Microalbuminuria Screening for Black Patients May Cut Costs

Steven Fox

November 30, 2012

Screening blacks for microalbuminuria helps spot chronic kidney disease (CKD) earlier and may be cost-effective, according to results from a study published in the November 30 issue of the Journal of the American Society of Nephrology.

The study was conducted by Thomas Hoerger, PhD, a health economist at RTI International, Research Triangle Park, North Carolina, and colleagues.

The researchers had previously developed and used a predictive tool they call the CKD Health Policy Model to assess the overall cost-effectiveness of screening for microalbuminuria. Similar to findings regarding screening for and treatment of macroalbuminuria, the researchers' model suggested that screening for microalbuminuria is associated with earlier diagnosis of CKD and is cost-effective in people with diabetes and hypertension.

However, screening black patients presents some different issues, the researchers point out.

Even though blacks have a similar, or even lower, prevalence of CKD compared with other racial groups, once diagnosed with CKD they are significantly more likely to progress to end-stage renal disease (ESRD), the authors note.

The researchers also say that although their previously validated CKD Health Policy Model performs well in predicting the prevalence and cumulative incidence of ESRD in the US population as a whole, the original version does not provide reliable data on the elevated risk kidney disease poses for blacks.

In an effort to address that shortcoming, Dr. Hoerger and colleagues undertook the present study.

"The purpose of this paper is to calibrate the CKD Health Policy Model so that it accurately forecasts the observed higher ESRD rates for African Americans, and to use the calibrated model to estimate the cost-effectiveness of microalbuminuria screening for African Americans and non-African Americans," they write.

They add that the study is the only one they know of that uses a simulation model to assess the variations in CKD progression between blacks and non-blacks.

The earlier model associates how various risk factors such as diabetes, hypertension, and elevated albuminuria affect glomerular filtration rates (GFRs). In this study, the researchers adapted that model to mirror how those risk factors vary by race and then used the recalibrated model to estimate the cost-effectiveness of albuminuria screening, followed by treatment with either angiotensin-converting enzyme inhibitors or angiotensin II receptor blockers.

However, the researchers note, plugging those racial differences into the model still did not fully explain why blacks have much higher lifetime incidences of ESRD, so they decided to tweak the model once again, assuming a 20% increase in the rate of GFR decline in black patients at stage 3 CKD and a 60% increase at stage 4.

Changes Yielded Success

"By incorporating race-specific risk factor prevalence rates and the race-specific multipliers, we were able to closely replicate observed lifetime incidence of ESRD estimated from [US Renal Data System] data while closely matching prevalence of stages 3, 4, and 5 identified in [National Health and Nutrition Examination Survey] data," they write

They note, however, that for blacks, their revised model overestimated the total prevalence of CKD, especially stages 1 and 2.

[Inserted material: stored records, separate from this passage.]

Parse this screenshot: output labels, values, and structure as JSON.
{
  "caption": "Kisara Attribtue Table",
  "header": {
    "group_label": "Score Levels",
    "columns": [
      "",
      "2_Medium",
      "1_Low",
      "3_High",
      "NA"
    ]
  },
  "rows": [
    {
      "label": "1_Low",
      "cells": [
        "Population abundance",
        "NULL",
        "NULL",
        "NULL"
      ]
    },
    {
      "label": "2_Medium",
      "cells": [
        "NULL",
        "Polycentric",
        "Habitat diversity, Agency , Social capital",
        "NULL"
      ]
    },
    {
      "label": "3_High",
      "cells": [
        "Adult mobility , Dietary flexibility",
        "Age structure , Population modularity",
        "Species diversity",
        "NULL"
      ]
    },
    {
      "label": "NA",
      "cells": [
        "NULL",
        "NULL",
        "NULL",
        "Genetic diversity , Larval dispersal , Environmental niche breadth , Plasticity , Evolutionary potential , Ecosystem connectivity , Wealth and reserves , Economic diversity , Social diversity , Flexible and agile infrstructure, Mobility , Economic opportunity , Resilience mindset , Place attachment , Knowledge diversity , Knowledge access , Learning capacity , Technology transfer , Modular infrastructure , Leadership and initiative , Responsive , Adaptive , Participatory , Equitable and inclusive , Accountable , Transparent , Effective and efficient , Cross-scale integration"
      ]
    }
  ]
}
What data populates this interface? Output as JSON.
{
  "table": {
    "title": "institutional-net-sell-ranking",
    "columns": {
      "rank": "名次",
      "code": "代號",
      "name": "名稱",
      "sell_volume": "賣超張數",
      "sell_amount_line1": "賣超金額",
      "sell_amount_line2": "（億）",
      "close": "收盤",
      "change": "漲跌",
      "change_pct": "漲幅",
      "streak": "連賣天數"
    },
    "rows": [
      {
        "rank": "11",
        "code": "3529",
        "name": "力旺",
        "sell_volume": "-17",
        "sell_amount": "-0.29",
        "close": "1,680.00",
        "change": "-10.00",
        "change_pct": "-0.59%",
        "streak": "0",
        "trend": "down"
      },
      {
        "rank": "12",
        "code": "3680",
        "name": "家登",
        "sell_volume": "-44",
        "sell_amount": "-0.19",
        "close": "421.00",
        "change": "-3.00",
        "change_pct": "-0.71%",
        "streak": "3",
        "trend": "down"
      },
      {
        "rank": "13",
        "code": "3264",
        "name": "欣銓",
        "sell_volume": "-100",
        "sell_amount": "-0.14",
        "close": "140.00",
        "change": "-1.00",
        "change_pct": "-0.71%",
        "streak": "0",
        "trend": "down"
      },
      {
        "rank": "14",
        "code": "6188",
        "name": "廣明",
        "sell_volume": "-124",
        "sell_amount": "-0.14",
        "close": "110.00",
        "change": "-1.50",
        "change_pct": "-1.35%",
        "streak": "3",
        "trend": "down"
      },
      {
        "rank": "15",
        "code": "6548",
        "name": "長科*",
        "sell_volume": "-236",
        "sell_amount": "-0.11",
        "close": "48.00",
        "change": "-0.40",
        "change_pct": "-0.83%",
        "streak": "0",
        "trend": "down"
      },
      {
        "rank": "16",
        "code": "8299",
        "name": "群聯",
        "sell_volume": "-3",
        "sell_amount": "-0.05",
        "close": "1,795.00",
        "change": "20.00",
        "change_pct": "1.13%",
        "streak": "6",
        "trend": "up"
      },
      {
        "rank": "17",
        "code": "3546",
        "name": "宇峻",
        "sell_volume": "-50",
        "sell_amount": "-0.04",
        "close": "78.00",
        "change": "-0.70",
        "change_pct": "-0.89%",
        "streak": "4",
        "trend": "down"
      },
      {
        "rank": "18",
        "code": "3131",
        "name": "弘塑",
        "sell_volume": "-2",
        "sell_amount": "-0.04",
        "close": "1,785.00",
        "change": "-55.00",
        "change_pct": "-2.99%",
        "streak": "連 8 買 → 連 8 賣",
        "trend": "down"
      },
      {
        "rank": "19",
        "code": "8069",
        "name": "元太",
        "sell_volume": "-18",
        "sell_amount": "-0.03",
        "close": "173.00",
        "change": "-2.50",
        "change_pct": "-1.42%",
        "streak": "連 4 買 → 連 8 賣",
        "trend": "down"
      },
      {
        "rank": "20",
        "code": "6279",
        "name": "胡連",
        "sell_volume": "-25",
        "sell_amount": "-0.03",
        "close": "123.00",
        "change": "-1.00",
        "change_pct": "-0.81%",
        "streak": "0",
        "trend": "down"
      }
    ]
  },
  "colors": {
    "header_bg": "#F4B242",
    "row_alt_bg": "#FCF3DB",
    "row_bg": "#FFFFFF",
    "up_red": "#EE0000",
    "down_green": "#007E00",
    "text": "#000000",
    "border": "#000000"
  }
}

Even so, the authors say, the models demonstrate that screening blacks for microalbuminuria, in addition to spotting CKD early, also makes financial sense.

Compared with conventional care, screening blacks at 10-year intervals was associated with an incremental cost-effectiveness ratio of $9000 at 10-year intervals, $11,000 at 5-year intervals, $19,000 at 2-year intervals, and $35,000 if screening were done yearly.

Comparable figures for non-blacks were $17,000 for 10-year intervals, $23,000 for 5-year intervals, $44,000 for 2-year intervals, and $81,000 for yearly screenings.

"In summary, these models suggest that screening African Americans for microalbuminuria at either 5- or 10-year intervals is highly cost-effective," they conclude.

The study was supported by funding from the Centers for Disease Control and Prevention. The authors have disclosed no relevant financial relationships.